1. Broach the subject indirectly-Parents avoid planning their estates for any number of reasons. Maybe they're not ready to contemplate death or consider how to divide their property. Having a child march into their home to ask if they've drafted a will may not serve as a call to action. The parents might rebuff their son or daughter simply because they're embarrassed to admit they haven't done anything yet.

Children may have greater luck spurring parents into action if they try a subtle approach like mentioning another family's experience.

More than likely, your customers know a friend whose father suffered a stroke, or a neighbor whose mother developed Alzheimer's disease. These situations are compounded if the children can't make financial, legal or medical decisions on their parents' behalf. Hearing about the turmoil another family faced might prompt your customer's parents to meet with you or an attorney. Adult children can reveal what they've done to protect their own children. By explaining how they worked with an attorney and financial adviser to set up a living trust or draft a will, adult children can take some of the mystery out of estate planning. They may even inspire their parents to imitate their actions.

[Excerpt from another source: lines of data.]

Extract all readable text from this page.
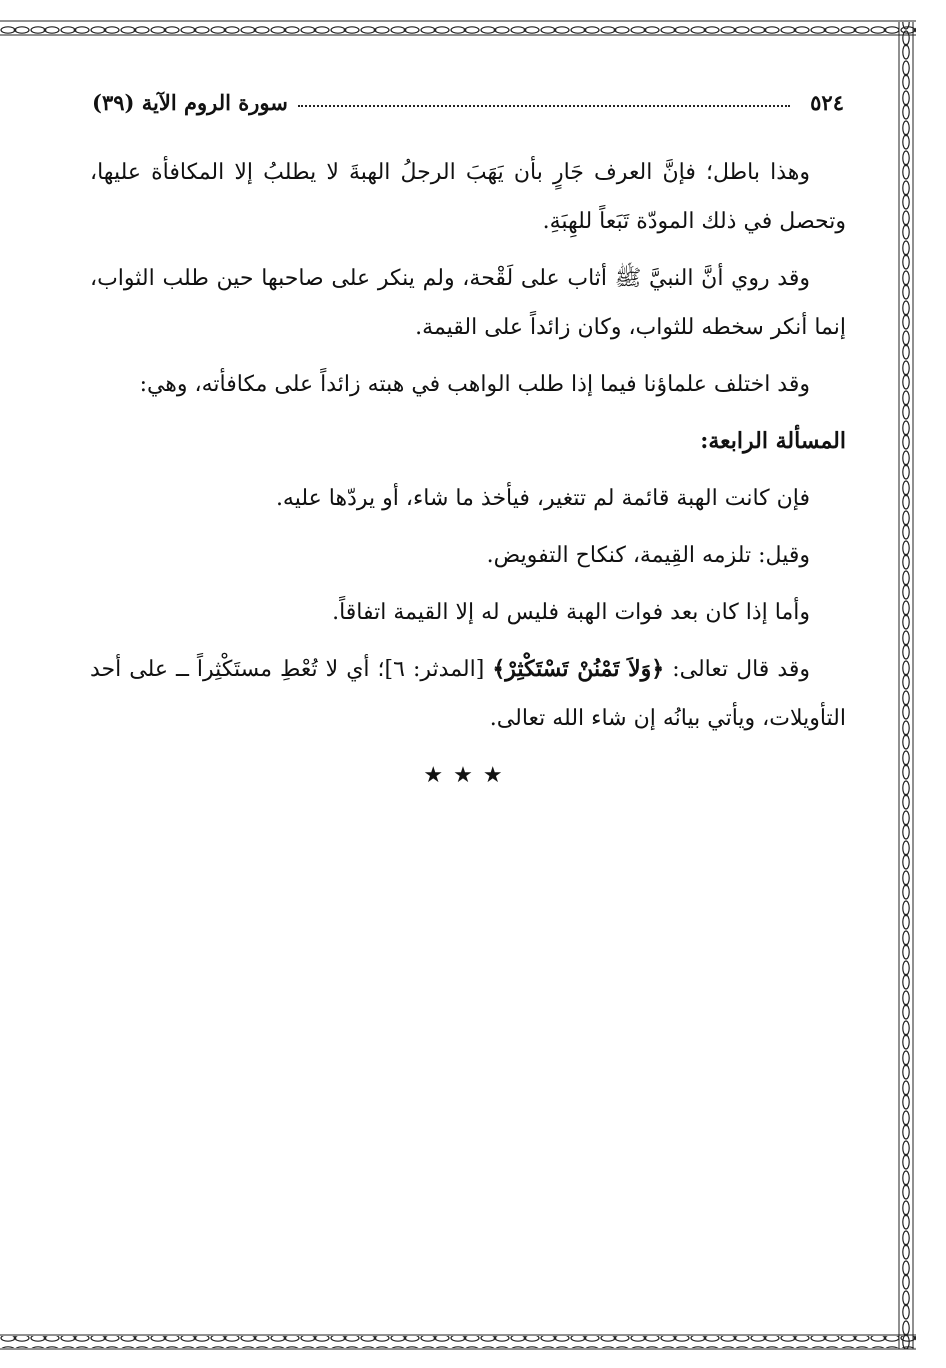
٥٢٤
سورة الروم الآية (٣٩)

وهذا باطل؛ فإنَّ العرف جَارٍ بأن يَهَبَ الرجلُ الهبةَ لا يطلبُ إلا المكافأة عليها، وتحصل في ذلك المودّة تَبَعاً للهِبَةِ.

وقد روي أنَّ النبيَّ ﷺ أثاب على لَقْحة، ولم ينكر على صاحبها حين طلب الثواب، إنما أنكر سخطه للثواب، وكان زائداً على القيمة.

وقد اختلف علماؤنا فيما إذا طلب الواهب في هبته زائداً على مكافأته، وهي:

المسألة الرابعة:

فإن كانت الهبة قائمة لم تتغير، فيأخذ ما شاء، أو يردّها عليه.

وقيل: تلزمه القِيمة، كنكاح التفويض.

وأما إذا كان بعد فوات الهبة فليس له إلا القيمة اتفاقاً.

وقد قال تعالى: ﴿وَلاَ تَمْنُنْ تَسْتَكْثِرْ﴾ [المدثر: ٦]؛ أي لا تُعْطِ مستَكْثِراً ــ على أحد التأويلات، ويأتي بيانُه إن شاء الله تعالى.

★★★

2. Be sensitive to family dynamics-Put to rest parents' concerns about sibling rivalries. Maybe your customer's parents know your customer was always competitive with a sibling. The parents might interpret any questions about their estate as an attempt to wrest control of the family's estate. In that case, you might suggest the two children talk to each other first and then meet with their parents together.

Build the parents' confidence in their grown children's money management skills.

Maybe your male customer's father is reluctant to trust his son with his financial affairs because of some bad money decisions he made in the past. In that case, you might suggest the son bring along his father to his next meeting with you.

The son doesn't have to reveal how much he has invested. But when his father sees he's acted responsibly, he may realize his son can be trusted to handle financial affairs.

3. Tailor the message to the recipient-Let "take-charge" and reserved parents take in estate-planning information on their own.

Authoritarian parents and those who like to keep their own counsel probably won't sit through a conversation in which their children make recommendations on estate planning. For these parents, adult children, with your help, could put together information on planning one's estate in a packet with your card included.